MODIFICATIONS to a cheap and simple home test kit made from basic school science laboratory chemicals and everyday household items could help improve South African tap water quality.
Experts say the idiot-proof kit, which cost Rhodes University’s pharmacy department R5 to make, is a good early warning system that does not require fancy laboratories or sophisticated equipment to establish whether water is contaminated by faecal bacteria and other nasties like salmonella.
Doctoral student Catherine Luyt, who modified the kits and piloted student tests in Grahamstown, said Hydrogen Sulphide (H2S) strip testing was an inexpensive and accurate way for local authorities and unhappy consumers to gauge water quality and pinpoint problems.
A real advantage of the kits was they could be used by “most people” – with minimum training and just a basic education.
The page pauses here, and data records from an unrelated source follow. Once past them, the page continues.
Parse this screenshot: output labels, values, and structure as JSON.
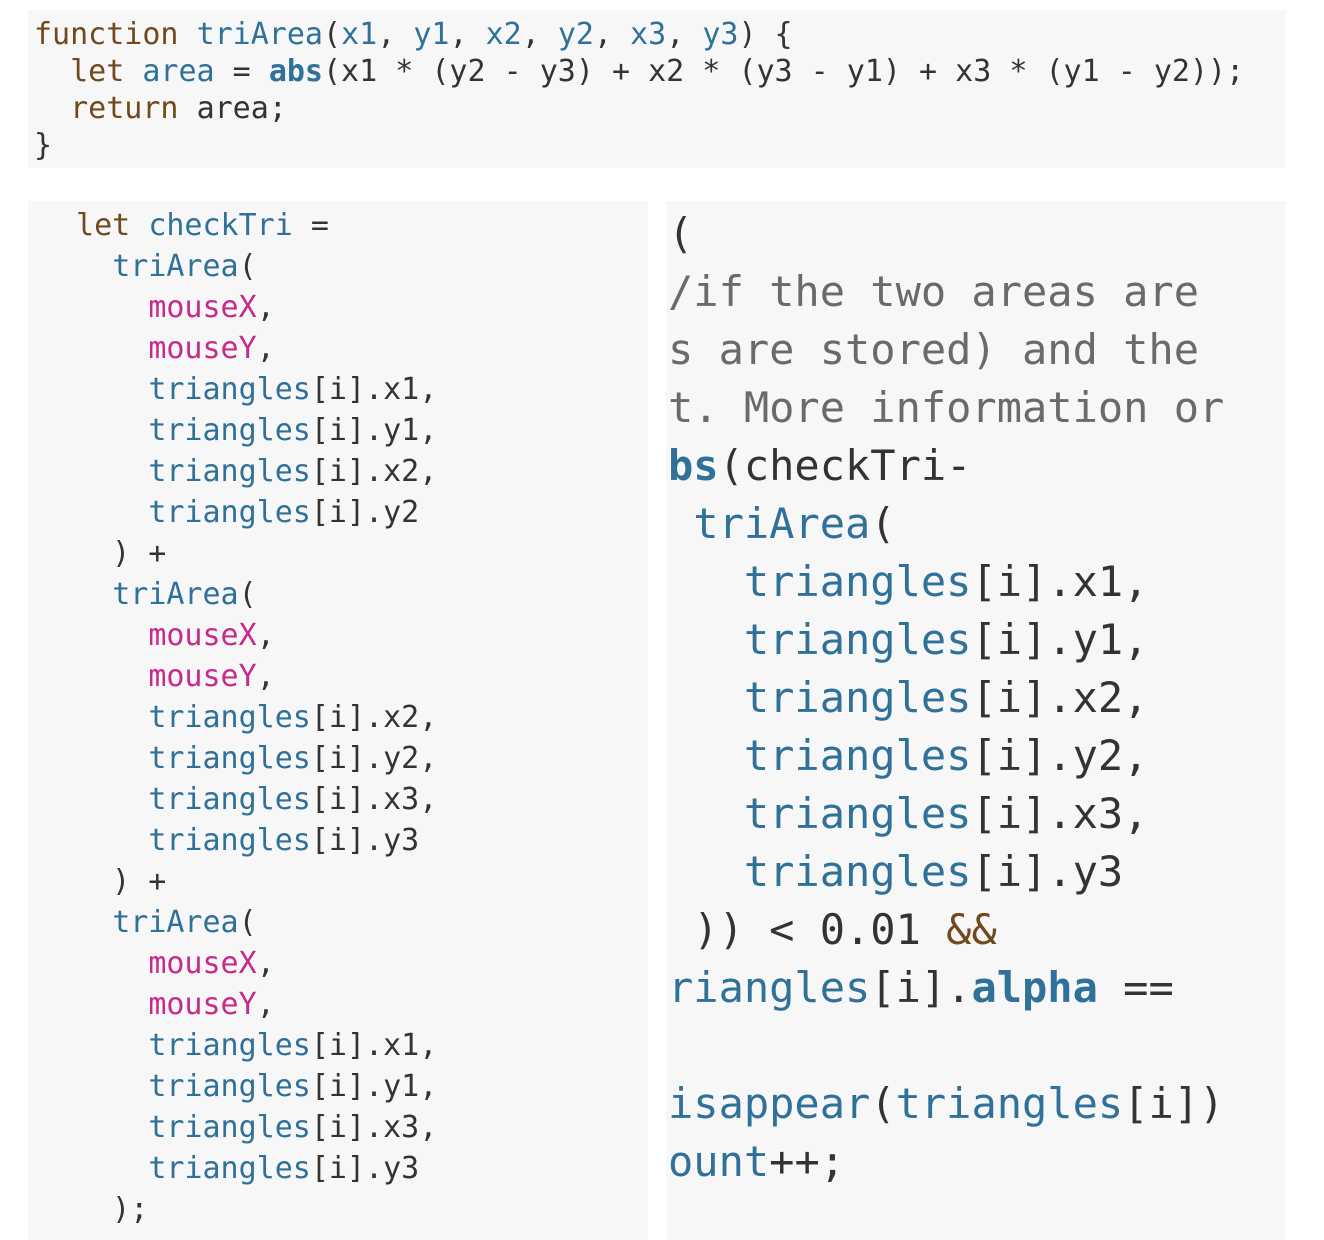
{
  "colors": {
    "panel_bg": "#f7f7f7",
    "text": "#333333",
    "keyword": "#704a1c",
    "function": "#2f7199",
    "variable": "#c72a8c",
    "comment": "#6a6a6a"
  },
  "panels": [
    {
      "id": "top",
      "lines": [
        [
          [
            "function ",
            "kw"
          ],
          [
            "triArea",
            "fn"
          ],
          [
            "(",
            "p"
          ],
          [
            "x1",
            "fn"
          ],
          [
            ", ",
            "p"
          ],
          [
            "y1",
            "fn"
          ],
          [
            ", ",
            "p"
          ],
          [
            "x2",
            "fn"
          ],
          [
            ", ",
            "p"
          ],
          [
            "y2",
            "fn"
          ],
          [
            ", ",
            "p"
          ],
          [
            "x3",
            "fn"
          ],
          [
            ", ",
            "p"
          ],
          [
            "y3",
            "fn"
          ],
          [
            ") {",
            "p"
          ]
        ],
        [
          [
            "  ",
            "p"
          ],
          [
            "let ",
            "kw"
          ],
          [
            "area",
            "fn"
          ],
          [
            " = ",
            "p"
          ],
          [
            "abs",
            "bold"
          ],
          [
            "(x1 * (y2 - y3) + x2 * (y3 - y1) + x3 * (y1 - y2));",
            "p"
          ]
        ],
        [
          [
            "  ",
            "p"
          ],
          [
            "return ",
            "kw"
          ],
          [
            "area;",
            "p"
          ]
        ],
        [
          [
            "}",
            "p"
          ]
        ]
      ]
    },
    {
      "id": "left",
      "lines": [
        [
          [
            " let ",
            "kw"
          ],
          [
            "checkTri",
            "fn"
          ],
          [
            " =",
            "p"
          ]
        ],
        [
          [
            "   ",
            "p"
          ],
          [
            "triArea",
            "fn"
          ],
          [
            "(",
            "p"
          ]
        ],
        [
          [
            "     ",
            "p"
          ],
          [
            "mouseX",
            "var"
          ],
          [
            ",",
            "p"
          ]
        ],
        [
          [
            "     ",
            "p"
          ],
          [
            "mouseY",
            "var"
          ],
          [
            ",",
            "p"
          ]
        ],
        [
          [
            "     ",
            "p"
          ],
          [
            "triangles",
            "fn"
          ],
          [
            "[i].x1,",
            "p"
          ]
        ],
        [
          [
            "     ",
            "p"
          ],
          [
            "triangles",
            "fn"
          ],
          [
            "[i].y1,",
            "p"
          ]
        ],
        [
          [
            "     ",
            "p"
          ],
          [
            "triangles",
            "fn"
          ],
          [
            "[i].x2,",
            "p"
          ]
        ],
        [
          [
            "     ",
            "p"
          ],
          [
            "triangles",
            "fn"
          ],
          [
            "[i].y2",
            "p"
          ]
        ],
        [
          [
            "   ) +",
            "p"
          ]
        ],
        [
          [
            "   ",
            "p"
          ],
          [
            "triArea",
            "fn"
          ],
          [
            "(",
            "p"
          ]
        ],
        [
          [
            "     ",
            "p"
          ],
          [
            "mouseX",
            "var"
          ],
          [
            ",",
            "p"
          ]
        ],
        [
          [
            "     ",
            "p"
          ],
          [
            "mouseY",
            "var"
          ],
          [
            ",",
            "p"
          ]
        ],
        [
          [
            "     ",
            "p"
          ],
          [
            "triangles",
            "fn"
          ],
          [
            "[i].x2,",
            "p"
          ]
        ],
        [
          [
            "     ",
            "p"
          ],
          [
            "triangles",
            "fn"
          ],
          [
            "[i].y2,",
            "p"
          ]
        ],
        [
          [
            "     ",
            "p"
          ],
          [
            "triangles",
            "fn"
          ],
          [
            "[i].x3,",
            "p"
          ]
        ],
        [
          [
            "     ",
            "p"
          ],
          [
            "triangles",
            "fn"
          ],
          [
            "[i].y3",
            "p"
          ]
        ],
        [
          [
            "   ) +",
            "p"
          ]
        ],
        [
          [
            "   ",
            "p"
          ],
          [
            "triArea",
            "fn"
          ],
          [
            "(",
            "p"
          ]
        ],
        [
          [
            "     ",
            "p"
          ],
          [
            "mouseX",
            "var"
          ],
          [
            ",",
            "p"
          ]
        ],
        [
          [
            "     ",
            "p"
          ],
          [
            "mouseY",
            "var"
          ],
          [
            ",",
            "p"
          ]
        ],
        [
          [
            "     ",
            "p"
          ],
          [
            "triangles",
            "fn"
          ],
          [
            "[i].x1,",
            "p"
          ]
        ],
        [
          [
            "     ",
            "p"
          ],
          [
            "triangles",
            "fn"
          ],
          [
            "[i].y1,",
            "p"
          ]
        ],
        [
          [
            "     ",
            "p"
          ],
          [
            "triangles",
            "fn"
          ],
          [
            "[i].x3,",
            "p"
          ]
        ],
        [
          [
            "     ",
            "p"
          ],
          [
            "triangles",
            "fn"
          ],
          [
            "[i].y3",
            "p"
          ]
        ],
        [
          [
            "   );",
            "p"
          ]
        ]
      ]
    },
    {
      "id": "right",
      "lines": [
        [
          [
            "(",
            "p"
          ]
        ],
        [
          [
            "/if the two areas are",
            "cmt"
          ]
        ],
        [
          [
            "s are stored) and the",
            "cmt"
          ]
        ],
        [
          [
            "t. More information or",
            "cmt"
          ]
        ],
        [
          [
            "bs",
            "bold"
          ],
          [
            "(checkTri-",
            "p"
          ]
        ],
        [
          [
            " ",
            "p"
          ],
          [
            "triArea",
            "fn"
          ],
          [
            "(",
            "p"
          ]
        ],
        [
          [
            "   ",
            "p"
          ],
          [
            "triangles",
            "fn"
          ],
          [
            "[i].x1,",
            "p"
          ]
        ],
        [
          [
            "   ",
            "p"
          ],
          [
            "triangles",
            "fn"
          ],
          [
            "[i].y1,",
            "p"
          ]
        ],
        [
          [
            "   ",
            "p"
          ],
          [
            "triangles",
            "fn"
          ],
          [
            "[i].x2,",
            "p"
          ]
        ],
        [
          [
            "   ",
            "p"
          ],
          [
            "triangles",
            "fn"
          ],
          [
            "[i].y2,",
            "p"
          ]
        ],
        [
          [
            "   ",
            "p"
          ],
          [
            "triangles",
            "fn"
          ],
          [
            "[i].x3,",
            "p"
          ]
        ],
        [
          [
            "   ",
            "p"
          ],
          [
            "triangles",
            "fn"
          ],
          [
            "[i].y3",
            "p"
          ]
        ],
        [
          [
            " )) < 0.01 ",
            "p"
          ],
          [
            "&&",
            "kw"
          ]
        ],
        [
          [
            "riangles",
            "fn"
          ],
          [
            "[i].",
            "p"
          ],
          [
            "alpha",
            "bold"
          ],
          [
            " ==",
            "p"
          ]
        ],
        [
          [
            "",
            "p"
          ]
        ],
        [
          [
            "isappear",
            "fn"
          ],
          [
            "(",
            "p"
          ],
          [
            "triangles",
            "fn"
          ],
          [
            "[i])",
            "p"
          ]
        ],
        [
          [
            "ount",
            "fn"
          ],
          [
            "++;",
            "p"
          ]
        ]
      ]
    }
  ]
}
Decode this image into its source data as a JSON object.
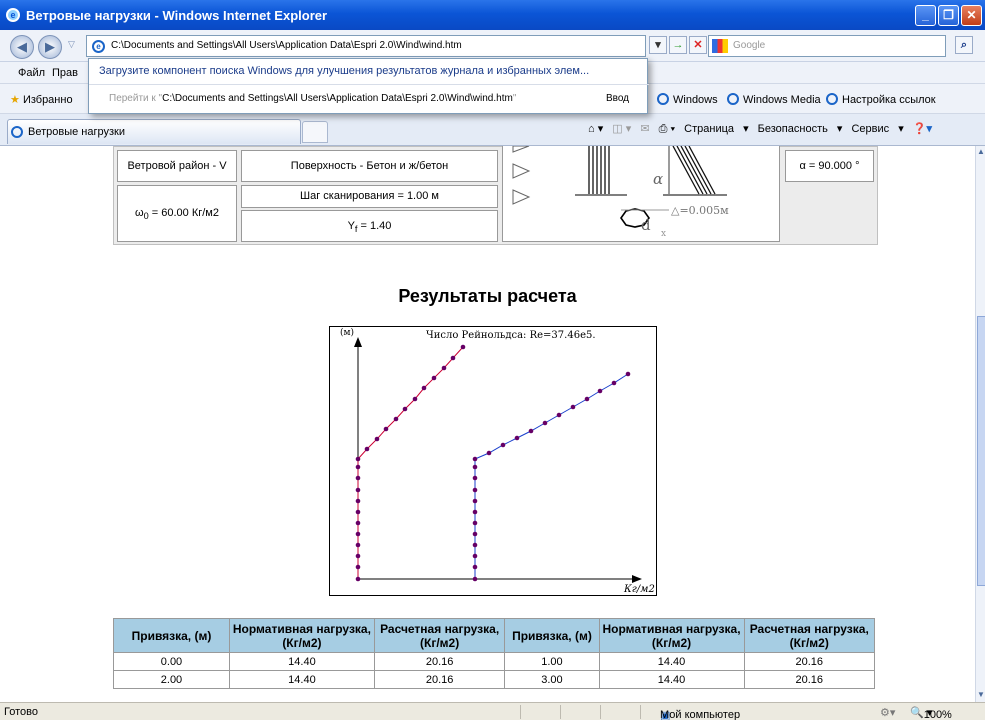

Dr Roman Tandlich, senior lecturer in the faculty of pharmacy at Rhodes University, yesterday said tweaks by Luyt had lifted the kit technology – developed to test water quality in rural and remote areas where certified laboratories do not exist – to another level.
“The advantage of the modified kit … is that for the first time this cheap tool has the sensitivity of the government standard methods for microbial water quality.”
He said municipalities could use the kits to monitor their water quality in places where a certified laboratory was not available.
“This allows for regular checking of the tap water samples in a municipal supply and low-cost identification of problem areas in a low-skill environment.”
The kits, made up in small containers in a simple science laboratory under sterile conditions, use a combination of household items like dishwashing liquid, tinfoil and chemicals including phosphates, sulphates and amino acids to test water quality.
Tap water poured into the tiny bottle containing the test cocktail would turn black within three days if it contained bacteria.
The kits also enable local authorities to test tap water in problem areas to pinpoint supply line breaks and gauge how widespread the contamination is.
“The idea is to roll out the kits to the people to allow them to do their own tests at home.”
Positive test kit results would, however, have to be followed up with extensive and expensive testing by an accredited laboratory.
Weekly lab tests can run into thousands of rands or more – depending on how many tests are done – making the kits a cheaper, more affordable option to try and find problem areas.
Conducted by homeowners, they also mean local authorities do not need to employ loads of highly trained staff to try and identify problem areas that need to be sorted out.
Luyt said the tests could also be used by municipalities to convince consumers their tap water was safe and as an education tool to improve sanitation practices.
While previous municipal managers had no interest in making the technology available to consumers, it is hoped acting municipal manager Thembinkhosi Myalato – who recently said municipal officials needed to work closer with Rhodes University experts to solve water problems – will give it a go.